Crítica | Mulheres Divinas compensa falta de profundidade com leveza e carisma

Rogério de Moraes
Redação Crítica
Published in
4 min readDec 13, 2017

por Rogério de Moraes

O despertar da consciência e a luta pela igualdade é o tema por trás do filme que a Suíça elegeu para tentar uma vaga entre os indicados ao Oscar de filme estrangeiro. Mulheres Divinas (Die göttliche Ordnung), segundo longa da diretora Petra Volpe, utiliza o recurso do microcosmo para representar uma realidade universal e absolutamente atual, embora sua história se passe em 1971.

O tom que terá sua narrativa é definido logo início. Uma série de imagens mostram a efervescência que marcou aquele início de década. Woodstock, surgimento dos Panteras Negras, protestos estudantis, revolução sexual e feminismo. Barulho, gritos, agitação, ruas tomadas. Súbito, num corte seco, somos transportados para um vilarejo no interior da Suíça. O silêncio. Ali, o tempo é outro. Embora seja o mesmo ano.

É nessa realidade de outra proporção que a trama nos mostra o cotidiano de Nora (Marie Leuenberger). Casada e com dois filhos, ela alimenta o desejo de trabalhar fora, mas seu marido a proíbe. Ao mesmo tempo, se aproxima a data de um referendo onde será decidido se as mulheres devem ou não ter direito ao voto. Uma decisão que caberá apenas àqueles que, naquele momento, têm direito ao voto: os homens.

Engajamento por direitos

O despertar de Nora começa a partir dessa situação e ao tomar contato com as ideias feministas que ganham força no resto do mundo. É quando ela passa a se engajar na campanha favorável ao voto feminino, confrontando lideranças locais e o próprio marido.

Mulheres Divinas não demonstra ter grandes pretensões dramáticas e pode até ser vendido como comédia, embora não seja uma. Por seguir uma fórmula — de filme que quer abordar questões sérias com leveza — tem na previsibilidade seu maior defeito. Assim, a sutileza não está muito presente no modo como desenvolve a trama e seus personagens.

Exemplo disso são alguns diálogos excessivamente expositivos e figuras fechadas em suas caricaturas. Temos o patriarca grosseirão que diz o que quer, o marido machista-mas-nem-tanto, a adolescente rebelde de espírito livre, a carola conservadora. Todos estão tão dentro de seus estereótipos que sobra pouco espaço para serem aprofundados e revelarem as complexidades humanas. Talvez, por isso, nenhuma atuação se destaque, ainda que o carisma de Marie Leuenberger como Nora seja bastante contagiante.

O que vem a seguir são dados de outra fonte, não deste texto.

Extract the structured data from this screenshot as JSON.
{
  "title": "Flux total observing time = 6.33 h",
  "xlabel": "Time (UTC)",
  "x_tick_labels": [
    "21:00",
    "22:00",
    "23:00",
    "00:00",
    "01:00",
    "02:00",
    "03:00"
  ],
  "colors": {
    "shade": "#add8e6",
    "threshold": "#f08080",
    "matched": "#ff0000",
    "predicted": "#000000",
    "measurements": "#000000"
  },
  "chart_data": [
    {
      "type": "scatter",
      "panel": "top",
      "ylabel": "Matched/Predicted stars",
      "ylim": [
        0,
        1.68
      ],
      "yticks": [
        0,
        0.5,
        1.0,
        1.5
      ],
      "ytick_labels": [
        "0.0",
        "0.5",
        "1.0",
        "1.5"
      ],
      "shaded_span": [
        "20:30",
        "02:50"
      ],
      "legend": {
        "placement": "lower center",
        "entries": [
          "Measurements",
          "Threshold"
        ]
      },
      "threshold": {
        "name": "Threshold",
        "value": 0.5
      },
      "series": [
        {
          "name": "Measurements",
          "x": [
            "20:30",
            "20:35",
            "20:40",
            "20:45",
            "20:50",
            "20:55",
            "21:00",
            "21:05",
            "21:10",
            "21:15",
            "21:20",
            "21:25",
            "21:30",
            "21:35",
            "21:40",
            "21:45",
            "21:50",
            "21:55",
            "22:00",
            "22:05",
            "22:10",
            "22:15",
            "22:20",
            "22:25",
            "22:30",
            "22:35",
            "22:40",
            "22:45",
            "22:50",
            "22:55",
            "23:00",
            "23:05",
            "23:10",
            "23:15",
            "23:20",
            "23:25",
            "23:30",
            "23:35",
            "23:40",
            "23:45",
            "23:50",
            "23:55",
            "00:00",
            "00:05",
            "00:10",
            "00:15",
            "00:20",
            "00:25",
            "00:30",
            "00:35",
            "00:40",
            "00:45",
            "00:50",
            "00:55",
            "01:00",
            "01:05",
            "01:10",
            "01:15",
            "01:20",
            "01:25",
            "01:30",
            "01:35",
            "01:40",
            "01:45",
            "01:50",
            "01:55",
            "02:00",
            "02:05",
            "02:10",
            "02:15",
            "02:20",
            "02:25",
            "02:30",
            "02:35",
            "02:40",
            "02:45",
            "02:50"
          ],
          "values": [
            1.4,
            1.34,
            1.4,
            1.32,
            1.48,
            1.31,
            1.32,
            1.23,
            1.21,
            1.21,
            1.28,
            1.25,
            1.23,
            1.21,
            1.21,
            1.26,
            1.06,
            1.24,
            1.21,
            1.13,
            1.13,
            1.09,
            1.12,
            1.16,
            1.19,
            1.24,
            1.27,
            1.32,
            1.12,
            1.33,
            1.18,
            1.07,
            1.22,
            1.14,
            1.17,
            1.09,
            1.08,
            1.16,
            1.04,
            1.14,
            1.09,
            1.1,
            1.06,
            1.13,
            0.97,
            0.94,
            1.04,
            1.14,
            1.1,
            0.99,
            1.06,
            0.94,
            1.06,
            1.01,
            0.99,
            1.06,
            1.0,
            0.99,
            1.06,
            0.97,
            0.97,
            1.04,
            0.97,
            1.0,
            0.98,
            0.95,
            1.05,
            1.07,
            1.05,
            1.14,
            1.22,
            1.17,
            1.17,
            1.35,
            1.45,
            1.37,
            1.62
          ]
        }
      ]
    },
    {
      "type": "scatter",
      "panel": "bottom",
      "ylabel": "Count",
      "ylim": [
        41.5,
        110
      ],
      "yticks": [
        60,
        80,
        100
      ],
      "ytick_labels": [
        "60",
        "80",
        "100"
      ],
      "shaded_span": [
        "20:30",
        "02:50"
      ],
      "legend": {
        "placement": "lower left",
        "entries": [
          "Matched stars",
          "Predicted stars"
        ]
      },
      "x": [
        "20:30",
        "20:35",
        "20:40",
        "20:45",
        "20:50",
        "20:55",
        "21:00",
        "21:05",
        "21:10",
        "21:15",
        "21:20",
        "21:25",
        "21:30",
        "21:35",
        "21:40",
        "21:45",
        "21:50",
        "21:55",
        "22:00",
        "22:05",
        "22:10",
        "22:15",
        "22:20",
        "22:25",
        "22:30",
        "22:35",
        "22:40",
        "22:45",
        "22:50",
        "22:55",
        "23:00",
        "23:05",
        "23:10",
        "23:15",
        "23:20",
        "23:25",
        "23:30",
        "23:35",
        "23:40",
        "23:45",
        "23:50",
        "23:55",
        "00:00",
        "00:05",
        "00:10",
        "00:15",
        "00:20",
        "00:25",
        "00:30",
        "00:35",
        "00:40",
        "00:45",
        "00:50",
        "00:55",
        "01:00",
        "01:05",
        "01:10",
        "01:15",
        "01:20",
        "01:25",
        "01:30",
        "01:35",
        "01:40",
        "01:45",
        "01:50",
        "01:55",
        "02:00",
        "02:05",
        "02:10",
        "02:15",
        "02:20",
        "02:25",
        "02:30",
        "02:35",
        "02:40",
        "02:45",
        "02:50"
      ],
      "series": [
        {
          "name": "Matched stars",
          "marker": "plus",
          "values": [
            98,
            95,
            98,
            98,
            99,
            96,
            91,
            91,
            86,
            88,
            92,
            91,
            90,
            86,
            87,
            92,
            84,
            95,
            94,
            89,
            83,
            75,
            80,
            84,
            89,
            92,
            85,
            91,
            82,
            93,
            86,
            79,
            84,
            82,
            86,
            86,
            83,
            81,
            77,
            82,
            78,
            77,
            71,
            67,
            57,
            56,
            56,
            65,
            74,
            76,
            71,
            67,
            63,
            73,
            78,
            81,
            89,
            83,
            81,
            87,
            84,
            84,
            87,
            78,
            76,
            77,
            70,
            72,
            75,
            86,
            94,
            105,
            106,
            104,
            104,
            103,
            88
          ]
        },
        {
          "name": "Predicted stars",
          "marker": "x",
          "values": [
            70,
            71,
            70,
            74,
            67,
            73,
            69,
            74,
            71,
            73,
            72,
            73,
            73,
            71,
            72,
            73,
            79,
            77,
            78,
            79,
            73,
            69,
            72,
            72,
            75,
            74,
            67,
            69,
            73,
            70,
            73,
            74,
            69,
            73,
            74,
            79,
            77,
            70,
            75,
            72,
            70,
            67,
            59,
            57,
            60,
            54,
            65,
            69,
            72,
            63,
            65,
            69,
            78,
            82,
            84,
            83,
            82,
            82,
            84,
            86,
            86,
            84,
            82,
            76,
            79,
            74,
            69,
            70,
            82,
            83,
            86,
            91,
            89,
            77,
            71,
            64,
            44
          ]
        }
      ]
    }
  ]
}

Entretanto, as simplificações e obviedades trazidas pelo filme não impedem que se passe por ele sem que se ganhe alguma simpatia. Seu humor tem delicadeza no modo como mostra as etapas da descoberta feminina, desde o ativismo até a plena sexualidade, passando pela exploração do corpo (do orgulho da vagina no lugar da vergonha) e o sentimento de sororidade.

Derrubando tabus

O tom de leveza rouba um pouco da profundidade, claro. Não que isso seja uma regra. Um filme pode ser leve e profundo ao mesmo tempo. Mas essa é uma qualidade que Mulheres Divinas não alcança. Esse demérito é parcialmente compensado pelo aspecto divertido e pela beleza das descobertas em um tempo de repressão e tabus sexuais.

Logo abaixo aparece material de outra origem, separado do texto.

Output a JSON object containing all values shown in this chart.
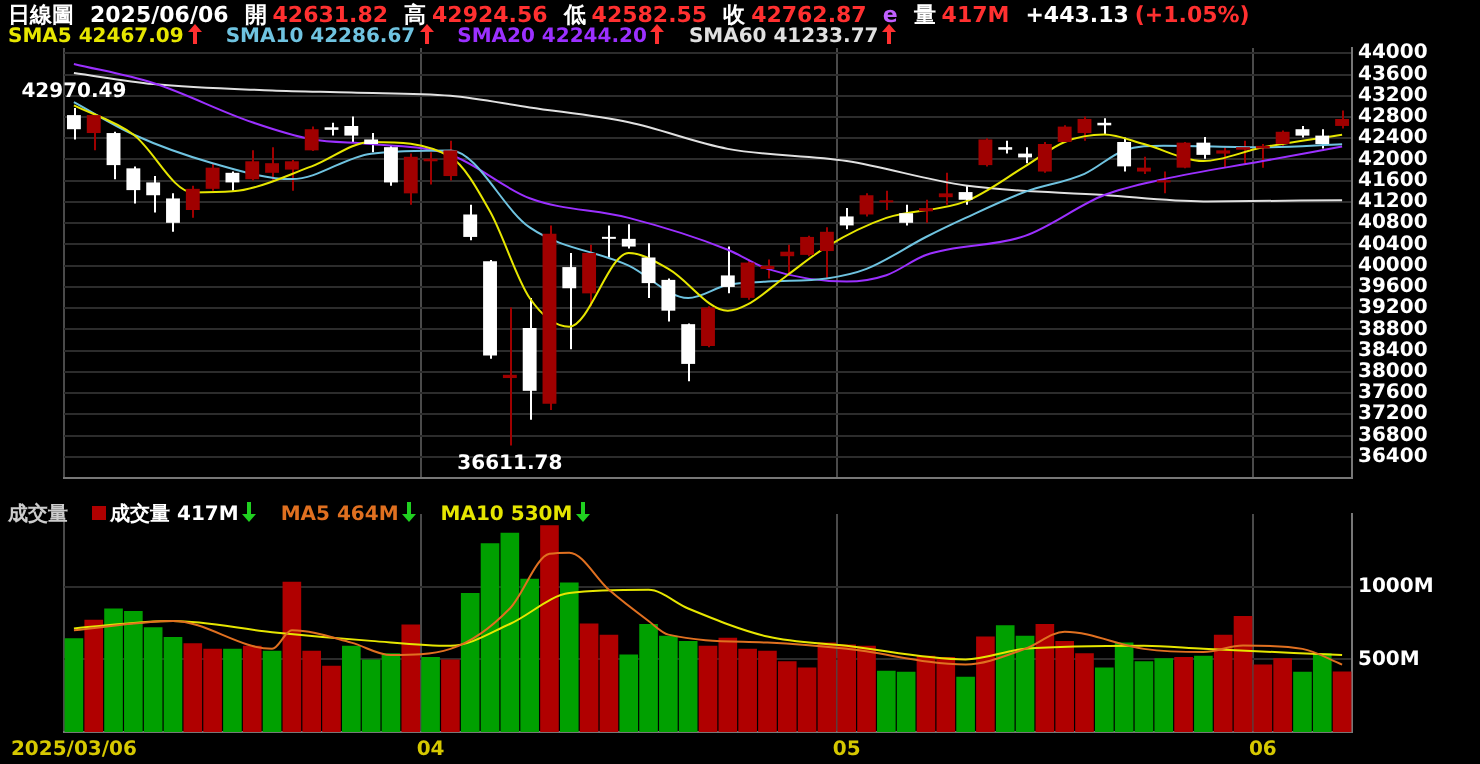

Narrativamente, o roteiro se perde um pouco no terceiro ato, quando um acontecimento trágico, também previsível, acontece. É o momento mais frágil, no qual a história patina no seu desenrolar e perde o rumo do desfecho, não escapando da pieguice de amarrar tudo com um discurso emocionado e, lamentavelmente, raso.

Apesar das diluições e escorregadas, Mulheres Divinas introduz bem o feminismo como luta essencial para uma sociedade mais igualitária e justa. Tem força suficiente para dar uma boa ideia da relevância do movimento e, principalmente, do absurdo sobre o qual se assenta o machismo histórico, sustentado por uma estrutura confortável e conveniente para os homens.

Entre erros e acertos, salva-se como entretenimento pincelado pela relevância histórica e política do tema que trata.